Social innovators – whose projects often help entrepreneurs identify society’s needs – are increasingly focusing on the ageing population. Our authors draw on their research to show how these social projects can inform corporations on how to tap into the growing pool of mature, experienced talent.

Life expectancy is increasing around the world and with it a higher percentage of older people in the population. This has a direct impact on the way we all live together and, in particular, on the global economy and health sector. For example, a significant portion of the experienced workforce is now approaching retirement as younger and less experienced talent pushes to join that workforce. While this may be considered a talent management challenge, it also means there is a growing market of mature clients who are still full of energy and appetite to build projects for the future. Thus, the combination of these two demographics in the workforce – older and seasoned workers vs young and green – actually presents a fertile opportunity for intergenerational collaboration, from both a social impact and a business management perspective.

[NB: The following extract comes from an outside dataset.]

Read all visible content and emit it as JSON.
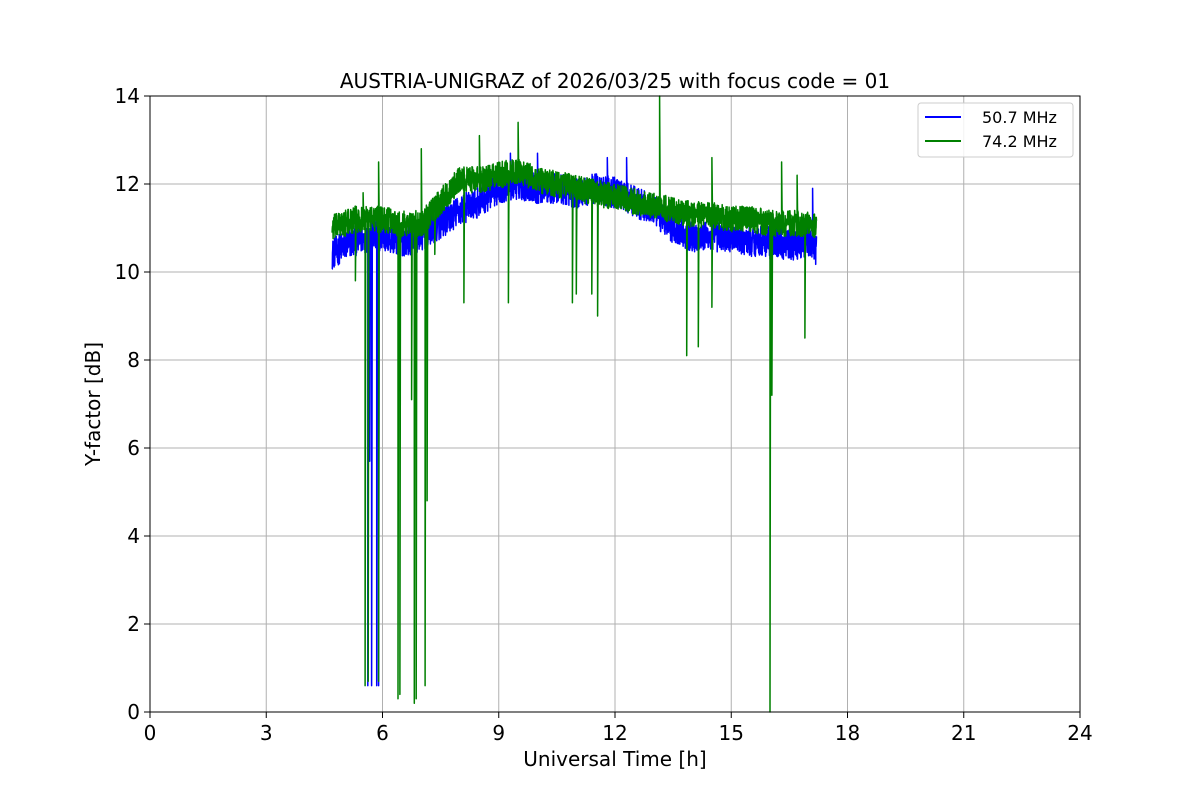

Although there is much discussion around the value and best practices of intergenerational knowledge exchange, it is commonly regulated to a sub-category of human resource management or diversity initiatives. In some cases, professionals have developed their own informal “mentor-mentee” relationship with colleagues from other generations. For example, Airbnb employee Chip Conley, who has spoken openly about his personal difficulties connecting with a predominantly millennial workforce, cultivated a bi-directional mentor-mentee relationship with a millennial co-worker. The exchange helped both individuals develop the skills and competencies associated with the others’ generation. This type of initiative has a great impact amongst teams, though it appears that many of these instances arise from informal or serendipitous exchanges as opposed to corporate programs that could fully leverage the wisdom of the more senior profiles.

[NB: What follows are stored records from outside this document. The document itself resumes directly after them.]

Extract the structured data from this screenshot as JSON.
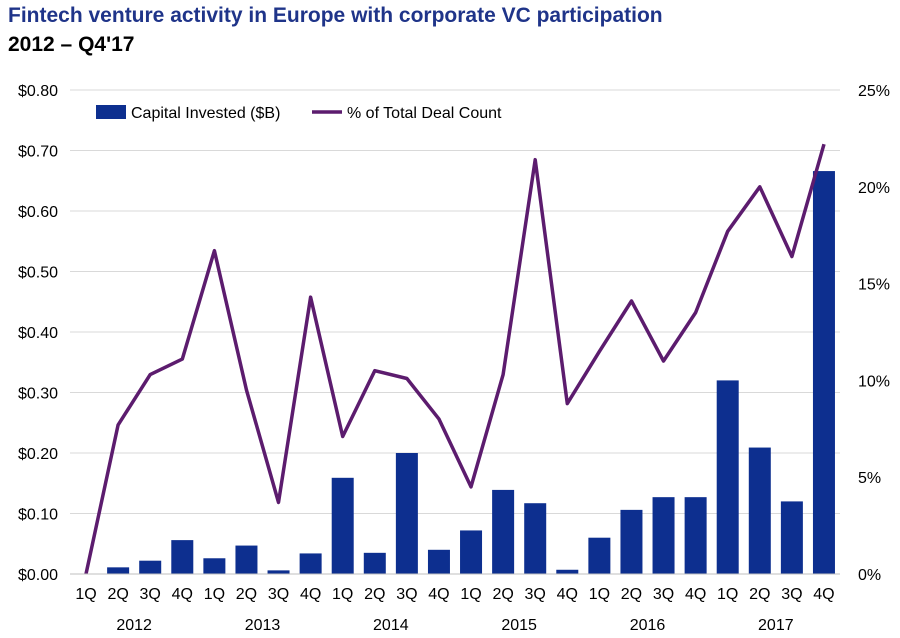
{
  "chart_data": {
    "type": "bar",
    "title": "Fintech venture activity in Europe with corporate VC participation",
    "subtitle": "2012 – Q4'17",
    "categories": [
      "1Q",
      "2Q",
      "3Q",
      "4Q",
      "1Q",
      "2Q",
      "3Q",
      "4Q",
      "1Q",
      "2Q",
      "3Q",
      "4Q",
      "1Q",
      "2Q",
      "3Q",
      "4Q",
      "1Q",
      "2Q",
      "3Q",
      "4Q",
      "1Q",
      "2Q",
      "3Q",
      "4Q"
    ],
    "years": [
      "2012",
      "2013",
      "2014",
      "2015",
      "2016",
      "2017"
    ],
    "series": [
      {
        "name": "Capital Invested ($B)",
        "type": "bar",
        "axis": "left",
        "color": "#0d2f8f",
        "values": [
          0.0,
          0.011,
          0.022,
          0.056,
          0.026,
          0.047,
          0.006,
          0.034,
          0.159,
          0.035,
          0.2,
          0.04,
          0.072,
          0.139,
          0.117,
          0.007,
          0.06,
          0.106,
          0.127,
          0.127,
          0.32,
          0.209,
          0.12,
          0.666
        ]
      },
      {
        "name": "% of Total Deal Count",
        "type": "line",
        "axis": "right",
        "color": "#5c1c6e",
        "values": [
          0.0,
          7.7,
          10.3,
          11.1,
          16.7,
          9.5,
          3.7,
          14.3,
          7.1,
          10.5,
          10.1,
          8.0,
          4.5,
          10.3,
          21.4,
          8.8,
          11.5,
          14.1,
          11.0,
          13.5,
          17.7,
          20.0,
          16.4,
          22.2
        ]
      }
    ],
    "ylim": [
      0,
      0.8
    ],
    "yticks": [
      "$0.00",
      "$0.10",
      "$0.20",
      "$0.30",
      "$0.40",
      "$0.50",
      "$0.60",
      "$0.70",
      "$0.80"
    ],
    "y2lim": [
      0,
      25
    ],
    "y2ticks": [
      "0%",
      "5%",
      "10%",
      "15%",
      "20%",
      "25%"
    ],
    "legend_position": "top-left",
    "grid": "horizontal"
  }
}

Research has found an increasing demand from European companies to understand how best to cater to senior talent and those in the later phases of their working lives. Subsequent research, also from the IE Observatory of Demography and Generational Diversity, on European companies shows that there is beginning to be a higher prevalence of formalized programs for intergenerational knowledge sharing, mostly taking the form of mentorship (from senior to junior, from junior to senior, or bi-directional). That being said, mentorship is not the only solution for an intergenerational strategy. In fact, there could be many more opportunities that are currently underexplored but which could add notable value to business and society.

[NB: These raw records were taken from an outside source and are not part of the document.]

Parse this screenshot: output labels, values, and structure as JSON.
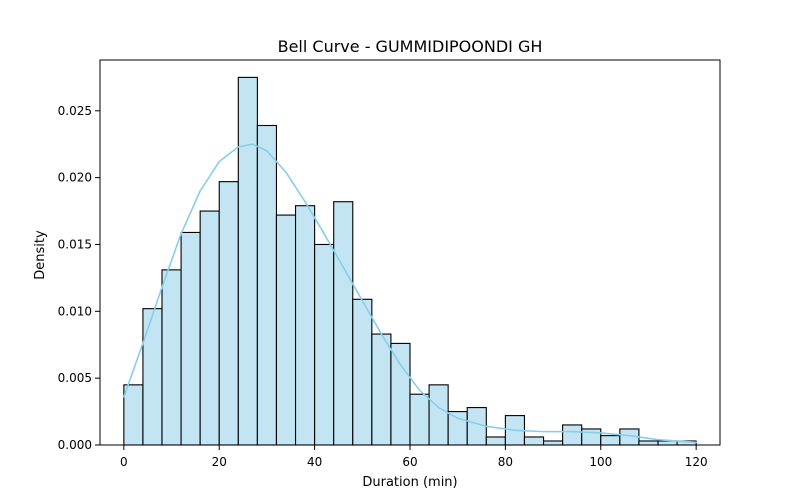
{
  "chart_data": {
    "type": "bar",
    "title": "Bell Curve - GUMMIDIPOONDI GH",
    "xlabel": "Duration (min)",
    "ylabel": "Density",
    "xlim": [
      -5,
      125
    ],
    "ylim": [
      0,
      0.0288
    ],
    "grid": false,
    "x_ticks": [
      0,
      20,
      40,
      60,
      80,
      100,
      120
    ],
    "x_tick_labels": [
      "0",
      "20",
      "40",
      "60",
      "80",
      "100",
      "120"
    ],
    "y_ticks": [
      0,
      0.005,
      0.01,
      0.015,
      0.02,
      0.025
    ],
    "y_tick_labels": [
      "0.000",
      "0.005",
      "0.010",
      "0.015",
      "0.020",
      "0.025"
    ],
    "series": [
      {
        "type": "histogram",
        "bins": [
          [
            0,
            4
          ],
          [
            4,
            8
          ],
          [
            8,
            12
          ],
          [
            12,
            16
          ],
          [
            16,
            20
          ],
          [
            20,
            24
          ],
          [
            24,
            28
          ],
          [
            28,
            32
          ],
          [
            32,
            36
          ],
          [
            36,
            40
          ],
          [
            40,
            44
          ],
          [
            44,
            48
          ],
          [
            48,
            52
          ],
          [
            52,
            56
          ],
          [
            56,
            60
          ],
          [
            60,
            64
          ],
          [
            64,
            68
          ],
          [
            68,
            72
          ],
          [
            72,
            76
          ],
          [
            76,
            80
          ],
          [
            80,
            84
          ],
          [
            84,
            88
          ],
          [
            88,
            92
          ],
          [
            92,
            96
          ],
          [
            96,
            100
          ],
          [
            100,
            104
          ],
          [
            104,
            108
          ],
          [
            108,
            112
          ],
          [
            112,
            116
          ],
          [
            116,
            120
          ]
        ],
        "values": [
          0.0045,
          0.0102,
          0.0131,
          0.0159,
          0.0175,
          0.0197,
          0.0275,
          0.0239,
          0.0172,
          0.0179,
          0.015,
          0.0182,
          0.0109,
          0.0083,
          0.0076,
          0.0038,
          0.0045,
          0.0025,
          0.0028,
          0.0006,
          0.0022,
          0.0006,
          0.0003,
          0.0015,
          0.0012,
          0.0007,
          0.0012,
          0.0003,
          0.0003,
          0.0003
        ],
        "fill": "#c3e4f2",
        "stroke": "#000000"
      },
      {
        "type": "line",
        "x": [
          0,
          4,
          8,
          12,
          16,
          20,
          24,
          27,
          30,
          34,
          38,
          42,
          46,
          50,
          54,
          58,
          62,
          66,
          70,
          76,
          82,
          88,
          94,
          100,
          106,
          112,
          120
        ],
        "y": [
          0.0036,
          0.0076,
          0.0118,
          0.0158,
          0.019,
          0.0212,
          0.0223,
          0.0225,
          0.022,
          0.0204,
          0.0182,
          0.0158,
          0.0133,
          0.0108,
          0.0083,
          0.006,
          0.0041,
          0.0028,
          0.002,
          0.0014,
          0.0011,
          0.001,
          0.001,
          0.0009,
          0.0007,
          0.0004,
          0.0002
        ],
        "color": "#87ceeb"
      }
    ]
  }
}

Intergenerational collaboration beyond mentoring

There are other interesting strategies that leverage senior talent. For example, The Grey Matters Network (GMn) was established to address this gap in the intergenerational knowledge market and to make a space in the corporate world where experience can be utilized. Take, for example, the company that approached GMn “looking for mature workers for customer-facing positions because its customer base is 50-plus and it wants their customers’ queries to be handled by staff with similar life experience.” Engaging senior talent, experienced individuals who can better understand and empathize with these customers, is a strong strategy since those specific needs may not be obvious to a predominantly millennial workforce.